One of the paradoxical lessons of the 2020 elections was that even in the face of foreign interference, postal slowdowns, deliberate misinformation, and the possibility of an election meltdown of epic proportions, millions of Americans chose not simply to vote but to believe that voting—even if it meant long lines in a pandemic—was a rational act. Even as they doubted that the election could be administered fairly, record numbers of people voted as though it would. The big lie is the mirror image of that same problem. Voters are being trained to doubt voting until it appears an irrational act. Millions of Americans are being told, day in and day out, by cynical liars who have no proof and no substantiation, that voting is pointless and that—as we now hear repeated on a loop—the will of 74 (they say 75) million people was somehow thwarted by allowing Biden to become president. Those voters didn’t just lose, we are hearing, somehow, their own valid votes were also canceled. This is the logic of the 174 Republicans who attempted to set aside the results of the Electoral College on Jan. 6. It’s also, I’m afraid, the logic of those who stormed the Capitol, many of whom, we have now discovered, didn’t bother to vote before they attempted an insurrection. Elections, they are saying, no longer matter.

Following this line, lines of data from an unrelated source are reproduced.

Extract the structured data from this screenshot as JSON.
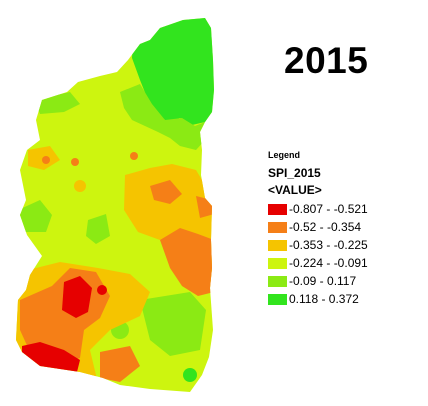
{
  "map": {
    "title": "2015",
    "legend": {
      "heading": "Legend",
      "layer": "SPI_2015",
      "field": "<VALUE>",
      "classes": [
        {
          "label": "-0.807 - -0.521",
          "color": "#e60000"
        },
        {
          "label": "-0.52 - -0.354",
          "color": "#f57f17"
        },
        {
          "label": "-0.353 - -0.225",
          "color": "#f5c400"
        },
        {
          "label": "-0.224 - -0.091",
          "color": "#cdf50f"
        },
        {
          "label": "-0.09 - 0.117",
          "color": "#8bea14"
        },
        {
          "label": "0.118 - 0.372",
          "color": "#32e41e"
        }
      ]
    }
  }
}
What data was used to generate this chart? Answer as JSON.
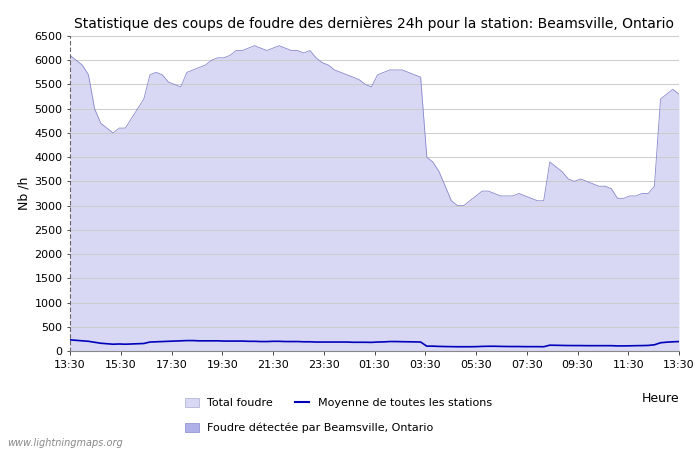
{
  "title": "Statistique des coups de foudre des dernières 24h pour la station: Beamsville, Ontario",
  "ylabel": "Nb /h",
  "xlabel": "Heure",
  "xlim": [
    0,
    96
  ],
  "ylim": [
    0,
    6500
  ],
  "yticks": [
    0,
    500,
    1000,
    1500,
    2000,
    2500,
    3000,
    3500,
    4000,
    4500,
    5000,
    5500,
    6000,
    6500
  ],
  "xtick_labels": [
    "13:30",
    "15:30",
    "17:30",
    "19:30",
    "21:30",
    "23:30",
    "01:30",
    "03:30",
    "05:30",
    "07:30",
    "09:30",
    "11:30",
    "13:30"
  ],
  "bg_color": "#ffffff",
  "fill_color": "#d8d8f5",
  "local_line_color": "#8888cc",
  "mean_line_color": "#0000bb",
  "watermark": "www.lightningmaps.org",
  "legend_total": "Total foudre",
  "legend_local": "Foudre détectée par Beamsville, Ontario",
  "legend_mean": "Moyenne de toutes les stations",
  "total_foudre": [
    6100,
    6000,
    5900,
    5700,
    5000,
    4700,
    4600,
    4500,
    4600,
    4600,
    4800,
    5000,
    5200,
    5700,
    5750,
    5700,
    5550,
    5500,
    5450,
    5750,
    5800,
    5850,
    5900,
    6000,
    6050,
    6050,
    6100,
    6200,
    6200,
    6250,
    6300,
    6250,
    6200,
    6250,
    6300,
    6250,
    6200,
    6200,
    6150,
    6200,
    6050,
    5950,
    5900,
    5800,
    5750,
    5700,
    5650,
    5600,
    5500,
    5450,
    5700,
    5750,
    5800,
    5800,
    5800,
    5750,
    5700,
    5650,
    4000,
    3900,
    3700,
    3400,
    3100,
    3000,
    3000,
    3100,
    3200,
    3300,
    3300,
    3250,
    3200,
    3200,
    3200,
    3250,
    3200,
    3150,
    3100,
    3100,
    3900,
    3800,
    3700,
    3550,
    3500,
    3550,
    3500,
    3450,
    3400,
    3400,
    3350,
    3150,
    3150,
    3200,
    3200,
    3250,
    3250,
    3400,
    5200,
    5300,
    5400,
    5300
  ],
  "mean_line": [
    230,
    220,
    210,
    200,
    180,
    160,
    150,
    140,
    145,
    140,
    145,
    150,
    155,
    185,
    190,
    195,
    200,
    205,
    210,
    215,
    215,
    210,
    210,
    210,
    210,
    205,
    205,
    205,
    205,
    200,
    200,
    195,
    195,
    200,
    200,
    195,
    195,
    195,
    190,
    190,
    185,
    185,
    185,
    185,
    185,
    185,
    180,
    180,
    180,
    178,
    185,
    188,
    195,
    195,
    192,
    190,
    188,
    185,
    100,
    100,
    95,
    92,
    90,
    88,
    88,
    88,
    90,
    95,
    98,
    98,
    95,
    93,
    92,
    92,
    90,
    90,
    90,
    88,
    120,
    118,
    115,
    113,
    112,
    112,
    110,
    110,
    110,
    110,
    110,
    105,
    105,
    107,
    110,
    112,
    115,
    128,
    170,
    182,
    190,
    195
  ]
}
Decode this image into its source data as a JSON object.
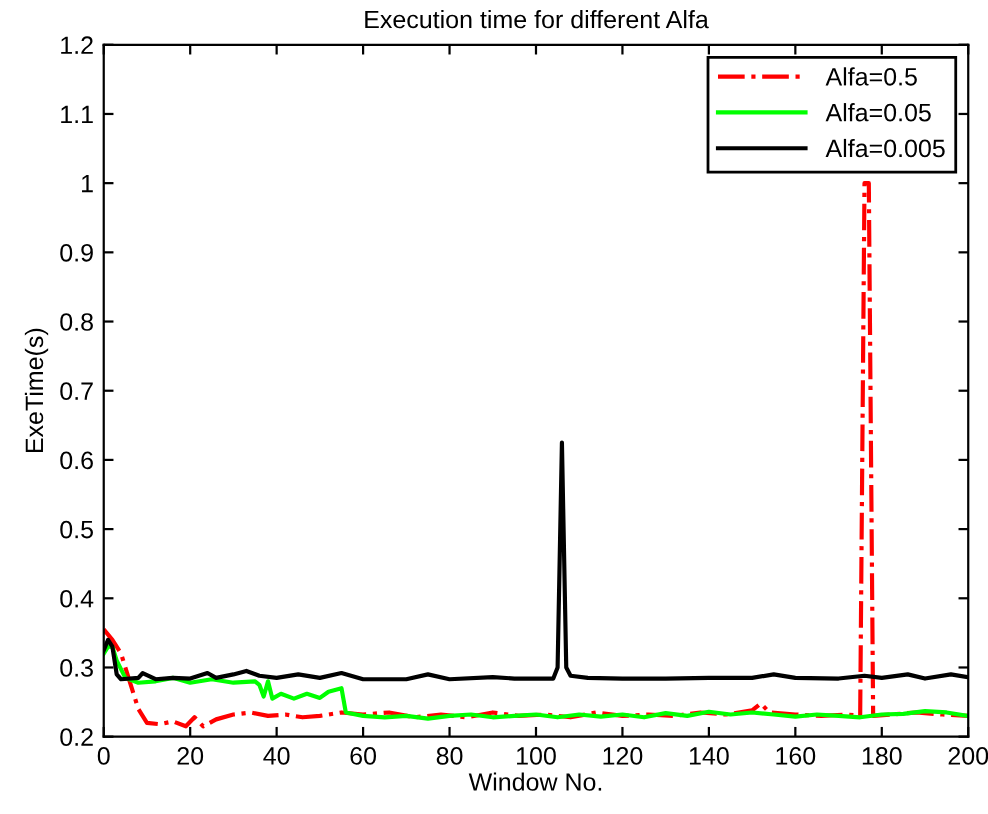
{
  "chart_data": {
    "type": "line",
    "title": "Execution time for different Alfa",
    "xlabel": "Window No.",
    "ylabel": "ExeTime(s)",
    "xlim": [
      0,
      200
    ],
    "ylim": [
      0.2,
      1.2
    ],
    "xticks": [
      0,
      20,
      40,
      60,
      80,
      100,
      120,
      140,
      160,
      180,
      200
    ],
    "yticks": [
      0.2,
      0.3,
      0.4,
      0.5,
      0.6,
      0.7,
      0.8,
      0.9,
      1,
      1.1,
      1.2
    ],
    "grid": false,
    "legend": "top right",
    "series": [
      {
        "name": "Alfa=0.5",
        "color": "#ff0000",
        "line_style": "dashdot",
        "x": [
          0,
          2,
          4,
          6,
          8,
          10,
          13,
          16,
          19,
          21,
          23,
          26,
          30,
          34,
          38,
          42,
          46,
          50,
          55,
          60,
          66,
          72,
          78,
          84,
          90,
          96,
          102,
          108,
          114,
          120,
          126,
          132,
          138,
          144,
          150,
          152,
          154,
          160,
          166,
          172,
          175,
          176,
          177,
          178,
          182,
          188,
          194,
          200
        ],
        "values": [
          0.355,
          0.34,
          0.32,
          0.28,
          0.24,
          0.22,
          0.218,
          0.222,
          0.215,
          0.228,
          0.215,
          0.225,
          0.232,
          0.235,
          0.23,
          0.232,
          0.228,
          0.23,
          0.235,
          0.232,
          0.235,
          0.228,
          0.232,
          0.228,
          0.235,
          0.23,
          0.232,
          0.228,
          0.235,
          0.23,
          0.232,
          0.23,
          0.235,
          0.232,
          0.238,
          0.248,
          0.235,
          0.232,
          0.23,
          0.232,
          0.23,
          1.0,
          1.0,
          0.23,
          0.232,
          0.235,
          0.232,
          0.23
        ]
      },
      {
        "name": "Alfa=0.05",
        "color": "#00ff00",
        "line_style": "solid",
        "x": [
          0,
          1,
          2,
          3,
          5,
          8,
          12,
          16,
          20,
          25,
          30,
          35,
          36,
          37,
          38,
          39,
          41,
          44,
          47,
          50,
          52,
          55,
          56,
          60,
          65,
          70,
          75,
          80,
          85,
          90,
          95,
          100,
          105,
          110,
          115,
          120,
          125,
          130,
          135,
          140,
          145,
          150,
          155,
          160,
          165,
          170,
          175,
          180,
          185,
          190,
          195,
          200
        ],
        "values": [
          0.32,
          0.33,
          0.33,
          0.31,
          0.285,
          0.278,
          0.28,
          0.285,
          0.278,
          0.283,
          0.278,
          0.28,
          0.275,
          0.258,
          0.28,
          0.255,
          0.262,
          0.255,
          0.262,
          0.256,
          0.265,
          0.27,
          0.235,
          0.23,
          0.228,
          0.23,
          0.226,
          0.23,
          0.232,
          0.228,
          0.23,
          0.232,
          0.228,
          0.232,
          0.229,
          0.232,
          0.228,
          0.234,
          0.23,
          0.236,
          0.232,
          0.235,
          0.232,
          0.229,
          0.232,
          0.23,
          0.228,
          0.232,
          0.233,
          0.237,
          0.235,
          0.23
        ]
      },
      {
        "name": "Alfa=0.005",
        "color": "#000000",
        "line_style": "solid",
        "x": [
          0,
          1,
          2,
          3,
          4,
          8,
          9,
          12,
          16,
          20,
          22,
          24,
          26,
          30,
          33,
          36,
          40,
          45,
          50,
          55,
          60,
          70,
          75,
          80,
          90,
          95,
          100,
          104,
          105,
          106,
          107,
          108,
          112,
          120,
          130,
          140,
          150,
          155,
          160,
          170,
          176,
          180,
          186,
          190,
          196,
          200
        ],
        "values": [
          0.325,
          0.34,
          0.33,
          0.29,
          0.283,
          0.285,
          0.292,
          0.283,
          0.285,
          0.284,
          0.288,
          0.292,
          0.285,
          0.29,
          0.295,
          0.288,
          0.285,
          0.29,
          0.285,
          0.292,
          0.283,
          0.283,
          0.29,
          0.283,
          0.286,
          0.284,
          0.284,
          0.284,
          0.3,
          0.625,
          0.3,
          0.288,
          0.285,
          0.284,
          0.284,
          0.285,
          0.285,
          0.29,
          0.285,
          0.284,
          0.288,
          0.285,
          0.29,
          0.284,
          0.29,
          0.286
        ]
      }
    ]
  }
}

The big lie, then, is not just nomenclature of those hellbent on restricting who can vote in the midterms and 2024. And it’s not just the language of the nihilism and denialism of those who want Joe Biden to fail and must feed the idea of his illegitimacy in order to do that. The big lie isn’t just aimed at election reform or undermining Democrats. It’s also aimed at elections themselves. It suggests, as do all seven of those CPAC panels, not just that people of color and poor people and young people in Detroit and Philadelphia cannot cast valid ballots, but also that elections themselves are “rigged” and “fixed” and that the courts and the media and state elections officials are all in on the tyranny. The endpoint, therefore, won’t simply lie in making it more difficult to vote, and more challenging to govern. The endgame lies in convincing voters that democracy itself is pointless. The big lie isn’t just an attempt to advantage Donald Trump in 2024 or Republican rule in the midterms. It’s an attempt to seed and nurture the forces of tyranny and autocracy, in precisely the fashion most big lies are intended.